In Brearley’s book, Dhoni doesn’t wash as captain

Mike Brearley, one of England’s finest captains, claimed recently that Mahendra Singh Dhoni was below the quality desired as Indian captain. Oh, yes, but then M. S. Dhoni, wicket-keeper, batsman and captain, would not have lost three Tests in a row if his players had performed as well as he did. By Ted Corbett.

Cricket captaincy. Now there’s a fiery subject for debate. Who’s the best captain? There’s a subject for toe-to-toe, shouting and screaming, “oh, you’re just biased”, red-faced, “don’t you talk to me like that,” mixed with a refusal to draw back and, finally, a determination to stick to your point of view whatever.

I raise the subject since Mike Brearley, one of England’s finest, wrote an oft quoted book on Captaincy and is generally considered to be an expert on the subject even though it is 33 years since he led England, claimed recently that Mahendra Singh Dhoni was below the quality desired as Indian captain.

His words came only a few days after I told a captain who led two English counties that I wished Dhoni had been England’s captain in the recent Test series. “He would certainly have been better than Alastair Cook,” said my friend, now long into his retirement like Brearley.

“He has a feel for the game, and I’m afraid Cook hasn’t.”

We will leave Cook’s name out of the rest of this piece. As leader of the side that won the last three Tests he has suddenly gained a reputation for captaincy greatness that I am not sure he deserves but that’s sport. Winning is everything and I’m not prepared to argue against that.

Brearley is reputed to be the best and I’m not going to protest at that call either, although in the era of their greatest triumphs he never led England against West Indies. He was also in the side only because of his leadership skills; his batting was rarely more than adequate.

Instead he managed to bamboozle the Australians and win the Ashes in the only result that matters to English fans.

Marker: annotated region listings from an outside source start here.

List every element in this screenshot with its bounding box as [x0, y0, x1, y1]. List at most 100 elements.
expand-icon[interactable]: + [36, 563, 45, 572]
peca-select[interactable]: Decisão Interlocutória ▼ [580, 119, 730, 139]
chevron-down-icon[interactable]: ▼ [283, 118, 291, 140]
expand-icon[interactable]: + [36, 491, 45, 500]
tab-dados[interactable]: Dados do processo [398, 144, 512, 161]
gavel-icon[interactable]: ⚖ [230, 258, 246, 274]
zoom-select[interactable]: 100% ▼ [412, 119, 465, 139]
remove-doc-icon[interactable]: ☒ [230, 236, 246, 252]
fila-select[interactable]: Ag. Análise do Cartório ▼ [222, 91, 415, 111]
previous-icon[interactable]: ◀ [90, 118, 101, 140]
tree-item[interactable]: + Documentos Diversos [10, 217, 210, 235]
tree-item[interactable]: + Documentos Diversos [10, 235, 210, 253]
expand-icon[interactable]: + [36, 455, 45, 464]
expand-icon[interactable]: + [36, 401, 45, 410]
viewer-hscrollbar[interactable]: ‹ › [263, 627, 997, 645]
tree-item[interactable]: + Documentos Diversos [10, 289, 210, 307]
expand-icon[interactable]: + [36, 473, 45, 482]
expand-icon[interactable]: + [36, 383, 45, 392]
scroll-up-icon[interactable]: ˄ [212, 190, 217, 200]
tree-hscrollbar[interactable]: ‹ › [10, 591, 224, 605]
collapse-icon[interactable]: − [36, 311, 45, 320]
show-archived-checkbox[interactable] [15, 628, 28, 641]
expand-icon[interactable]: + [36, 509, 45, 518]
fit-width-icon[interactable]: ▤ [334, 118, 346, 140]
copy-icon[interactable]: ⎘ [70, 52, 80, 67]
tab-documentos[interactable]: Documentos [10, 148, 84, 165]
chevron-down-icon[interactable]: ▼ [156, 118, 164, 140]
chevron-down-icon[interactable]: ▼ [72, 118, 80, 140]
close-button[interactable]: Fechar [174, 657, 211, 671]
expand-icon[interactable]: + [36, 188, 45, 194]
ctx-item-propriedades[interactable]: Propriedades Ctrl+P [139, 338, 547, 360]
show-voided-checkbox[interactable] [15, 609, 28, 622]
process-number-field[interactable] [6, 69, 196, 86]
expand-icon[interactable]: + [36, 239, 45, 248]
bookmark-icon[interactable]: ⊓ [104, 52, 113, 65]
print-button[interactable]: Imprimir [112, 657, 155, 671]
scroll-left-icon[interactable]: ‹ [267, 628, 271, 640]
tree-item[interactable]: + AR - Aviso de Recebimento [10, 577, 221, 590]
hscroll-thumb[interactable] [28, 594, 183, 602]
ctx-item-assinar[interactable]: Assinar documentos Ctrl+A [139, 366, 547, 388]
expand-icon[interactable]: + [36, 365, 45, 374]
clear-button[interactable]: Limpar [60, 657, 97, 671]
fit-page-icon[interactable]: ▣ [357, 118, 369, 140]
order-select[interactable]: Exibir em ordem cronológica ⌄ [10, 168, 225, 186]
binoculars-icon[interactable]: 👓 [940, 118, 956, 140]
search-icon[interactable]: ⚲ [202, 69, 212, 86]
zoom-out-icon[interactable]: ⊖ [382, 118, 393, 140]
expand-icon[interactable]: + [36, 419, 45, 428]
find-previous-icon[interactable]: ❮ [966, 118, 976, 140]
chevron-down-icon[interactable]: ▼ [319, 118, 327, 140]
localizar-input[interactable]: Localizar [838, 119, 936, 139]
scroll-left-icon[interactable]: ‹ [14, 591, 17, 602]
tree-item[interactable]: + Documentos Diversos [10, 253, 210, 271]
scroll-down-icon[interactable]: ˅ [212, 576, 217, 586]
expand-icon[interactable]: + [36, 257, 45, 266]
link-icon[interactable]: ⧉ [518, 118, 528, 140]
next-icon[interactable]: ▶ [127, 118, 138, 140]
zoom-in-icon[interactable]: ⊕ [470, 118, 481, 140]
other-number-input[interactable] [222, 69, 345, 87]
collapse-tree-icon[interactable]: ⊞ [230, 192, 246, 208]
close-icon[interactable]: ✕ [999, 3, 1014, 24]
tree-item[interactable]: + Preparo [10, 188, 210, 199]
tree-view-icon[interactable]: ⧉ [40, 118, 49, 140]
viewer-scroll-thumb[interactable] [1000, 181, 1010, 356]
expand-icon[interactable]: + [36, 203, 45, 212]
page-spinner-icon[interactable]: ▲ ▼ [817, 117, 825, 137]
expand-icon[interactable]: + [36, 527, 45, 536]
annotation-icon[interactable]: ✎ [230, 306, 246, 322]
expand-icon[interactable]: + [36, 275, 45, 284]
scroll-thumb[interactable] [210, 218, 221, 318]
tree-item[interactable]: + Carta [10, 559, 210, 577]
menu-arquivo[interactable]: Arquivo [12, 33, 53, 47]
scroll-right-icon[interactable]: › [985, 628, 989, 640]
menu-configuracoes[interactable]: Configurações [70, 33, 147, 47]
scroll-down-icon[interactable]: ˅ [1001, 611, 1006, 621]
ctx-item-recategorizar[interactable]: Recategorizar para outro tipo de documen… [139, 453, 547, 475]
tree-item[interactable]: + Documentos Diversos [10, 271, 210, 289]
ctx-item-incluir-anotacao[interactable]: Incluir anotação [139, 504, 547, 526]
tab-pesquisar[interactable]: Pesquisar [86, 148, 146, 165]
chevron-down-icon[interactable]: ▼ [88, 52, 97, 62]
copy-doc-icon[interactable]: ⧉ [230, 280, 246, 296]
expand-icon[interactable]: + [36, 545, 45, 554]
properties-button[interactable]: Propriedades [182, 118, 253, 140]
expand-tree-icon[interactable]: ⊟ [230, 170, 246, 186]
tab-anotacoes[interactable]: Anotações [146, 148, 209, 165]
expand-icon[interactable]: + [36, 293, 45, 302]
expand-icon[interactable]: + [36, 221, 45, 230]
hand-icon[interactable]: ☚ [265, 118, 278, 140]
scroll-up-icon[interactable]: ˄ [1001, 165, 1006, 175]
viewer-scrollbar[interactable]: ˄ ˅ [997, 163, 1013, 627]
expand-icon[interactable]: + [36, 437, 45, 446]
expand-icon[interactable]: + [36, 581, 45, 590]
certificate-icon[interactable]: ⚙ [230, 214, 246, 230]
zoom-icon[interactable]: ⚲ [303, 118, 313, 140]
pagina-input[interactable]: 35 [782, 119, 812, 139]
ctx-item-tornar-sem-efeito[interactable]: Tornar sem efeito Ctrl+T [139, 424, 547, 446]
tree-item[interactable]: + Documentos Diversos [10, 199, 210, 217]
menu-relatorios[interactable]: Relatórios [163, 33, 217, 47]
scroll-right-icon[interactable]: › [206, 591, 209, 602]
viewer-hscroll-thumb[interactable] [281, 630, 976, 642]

He would have had a shocking time against Michael Holding, Colin Croft, Wayne Daniel, Malcolm Marshall, Andy Roberts, Joel Garner and company and might have had to consult himself in his other role as a psychotherapist — yes, they used to call him Brearley the Brain — every time he faced their brutal deliveries.

The Aussies took their caps off to him, and one fast bowler Rodney Hogg said he had a “degree in people” and the idea he was the captain’s captain, the ideal skipper, the brightest of the bright has stuck.

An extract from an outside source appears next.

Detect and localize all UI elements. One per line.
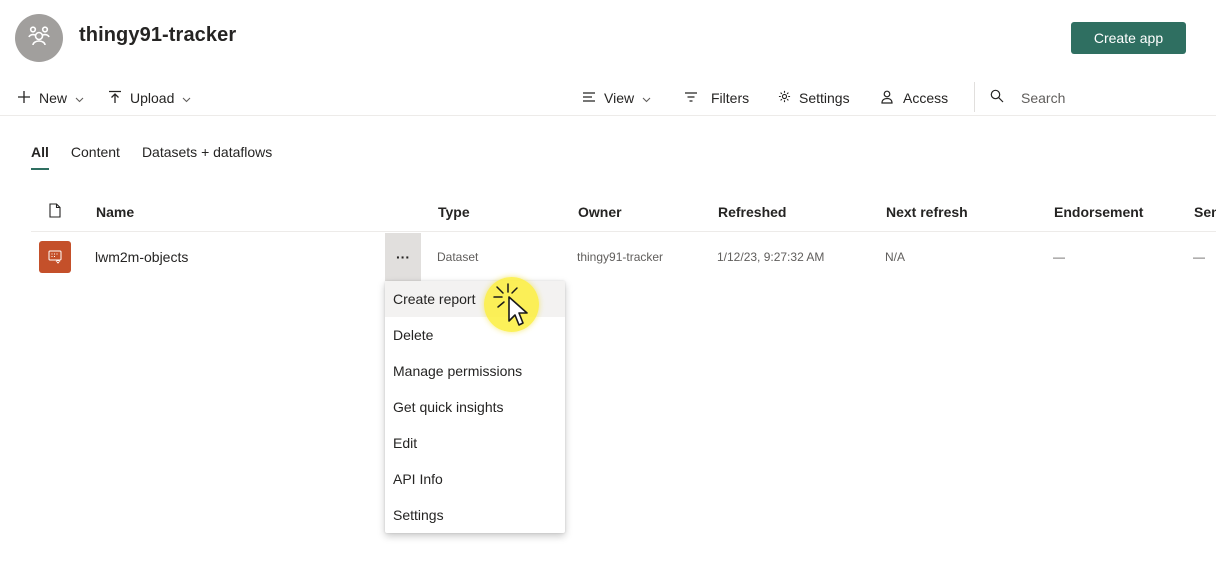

Brearley has rivals for that title, but don’t be surprised. I told you that it was a debate for strong minds.

One was Len Hutton, perhaps England’s greatest opening batsman, who was brought up in that cradle of Yorkshire cricket at Pudsey. At the age of 16 he stopped a county game and asked the umpire to measure the pitch. True enough it was a foot too long.

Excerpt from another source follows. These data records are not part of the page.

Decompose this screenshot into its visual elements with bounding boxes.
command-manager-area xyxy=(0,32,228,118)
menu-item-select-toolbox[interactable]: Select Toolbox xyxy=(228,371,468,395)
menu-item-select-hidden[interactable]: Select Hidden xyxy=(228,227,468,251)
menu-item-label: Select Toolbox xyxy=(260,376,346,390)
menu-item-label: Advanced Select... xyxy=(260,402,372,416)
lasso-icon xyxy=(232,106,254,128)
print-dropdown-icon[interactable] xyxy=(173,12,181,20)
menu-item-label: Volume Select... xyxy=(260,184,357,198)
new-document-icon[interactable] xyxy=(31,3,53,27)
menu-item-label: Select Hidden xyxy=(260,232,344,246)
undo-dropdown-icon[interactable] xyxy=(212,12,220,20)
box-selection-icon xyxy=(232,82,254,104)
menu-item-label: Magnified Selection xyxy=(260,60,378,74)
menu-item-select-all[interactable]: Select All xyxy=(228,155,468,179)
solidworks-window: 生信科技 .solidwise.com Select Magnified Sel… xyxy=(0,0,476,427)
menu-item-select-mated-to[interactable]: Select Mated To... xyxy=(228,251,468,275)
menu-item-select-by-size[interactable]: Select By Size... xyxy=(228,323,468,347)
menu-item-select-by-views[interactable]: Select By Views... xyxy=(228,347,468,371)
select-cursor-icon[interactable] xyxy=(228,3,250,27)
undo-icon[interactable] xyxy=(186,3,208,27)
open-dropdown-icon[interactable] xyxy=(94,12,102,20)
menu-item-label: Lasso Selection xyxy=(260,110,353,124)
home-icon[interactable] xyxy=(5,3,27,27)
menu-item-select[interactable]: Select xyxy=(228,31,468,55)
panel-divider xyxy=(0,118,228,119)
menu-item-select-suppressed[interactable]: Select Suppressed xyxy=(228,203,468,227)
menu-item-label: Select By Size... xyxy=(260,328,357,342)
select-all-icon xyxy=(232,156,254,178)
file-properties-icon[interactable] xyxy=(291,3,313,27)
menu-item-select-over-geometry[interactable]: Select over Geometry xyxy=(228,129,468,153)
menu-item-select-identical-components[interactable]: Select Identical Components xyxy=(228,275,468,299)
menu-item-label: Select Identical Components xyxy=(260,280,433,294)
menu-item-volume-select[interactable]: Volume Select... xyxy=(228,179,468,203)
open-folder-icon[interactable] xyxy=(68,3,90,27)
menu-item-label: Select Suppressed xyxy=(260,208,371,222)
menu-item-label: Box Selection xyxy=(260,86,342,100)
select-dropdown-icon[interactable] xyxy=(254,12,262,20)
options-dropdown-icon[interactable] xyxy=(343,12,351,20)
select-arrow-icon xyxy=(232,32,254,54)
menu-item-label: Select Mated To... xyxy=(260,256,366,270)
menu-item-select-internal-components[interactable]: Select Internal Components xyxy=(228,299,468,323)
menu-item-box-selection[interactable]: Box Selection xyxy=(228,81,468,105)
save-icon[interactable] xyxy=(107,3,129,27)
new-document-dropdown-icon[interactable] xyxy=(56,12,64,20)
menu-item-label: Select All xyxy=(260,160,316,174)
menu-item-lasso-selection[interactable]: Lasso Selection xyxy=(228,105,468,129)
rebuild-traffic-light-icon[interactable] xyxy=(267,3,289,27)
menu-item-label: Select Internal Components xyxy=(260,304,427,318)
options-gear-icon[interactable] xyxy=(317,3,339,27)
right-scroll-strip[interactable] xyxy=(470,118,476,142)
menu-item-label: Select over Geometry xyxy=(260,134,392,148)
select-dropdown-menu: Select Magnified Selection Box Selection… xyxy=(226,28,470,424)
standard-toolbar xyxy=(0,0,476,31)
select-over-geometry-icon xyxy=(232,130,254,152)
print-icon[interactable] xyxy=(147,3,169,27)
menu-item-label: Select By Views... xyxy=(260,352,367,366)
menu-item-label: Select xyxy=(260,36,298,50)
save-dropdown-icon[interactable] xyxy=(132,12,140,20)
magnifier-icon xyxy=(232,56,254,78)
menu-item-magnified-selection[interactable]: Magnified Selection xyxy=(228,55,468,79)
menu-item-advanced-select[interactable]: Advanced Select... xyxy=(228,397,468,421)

Ray Illingworth, a candidate for that captain’s captain crown, reckoned Hutton was the greatest. “I was playing one of my first games for Yorkshire against Gloucestershire at Harrogate and he had me on to bowl very early,” he told me. “It was turning on the first morning and I got two wickets straight away. After three overs he takes me off and I go, ‘But I can bowl all this lot out, skipper,’ but he says, ‘No, Brian Close will get Tom Graveney with his big turn and then you can have the rest.’”

Illingworth finished off: “And that is the way it happened. I’ve seen nothing like it, before or since.”

All I will add is that young players often worship their first captain. Hutton went on to win back the Ashes in Australia, to get the best out of a young Frank Tyson by shortening his run-up and build the side that gave Peter May the basis of a great team in the 1950s and 1960s.

At the end of the 1960s and early 1970s it was Illingworth’s turn. He understood cricket and cricketers as few men have done, but he may have to lose a point or two because of his decisions over his own bowling. I mean he liked to bowl at the right time.

He also won the Ashes in Australia and a great deal of that success in 1970-1 was because of his tactical skill. Afterwards the team were relaxing on a yacht when Peter Lever, the workhorse fast medium bowler, fell overboard and had to be hauled out of the sea, more dead than alive.

Lever was a man noted for his wry sense of humour and when he came to, with his worried team mates around him, he said: “You know I thought for a minute there that I was a goner and that the skipper might have to bowl an over into the wind.”

Recently, another Yorkshireman told me Michael Vaughan had shown he was “a better captain than Ricky Ponting” during the 2005 Ashes series which was a fine compliment when you consider the Ponting success rate down the years.

I have concentrated on the English skippers because I know them best but we also have to look at Hansie Cronje — a fine captain despite his crooked ways — Imran Khan, a natural leader, Mark Taylor, a master of tactics and etiquette, Clive Lloyd, whose greatness lay in his ability to unite men of various islands, Arjuna Ranatunga, who gave the Aussies a run-around and Stephen Fleming, a one-man New Zealand rescue outfit.

Oh, yes, and M. S. Dhoni, wicket-keeper, batsman and captain, who would not have lost three Tests in a row if his players had performed as well as he did.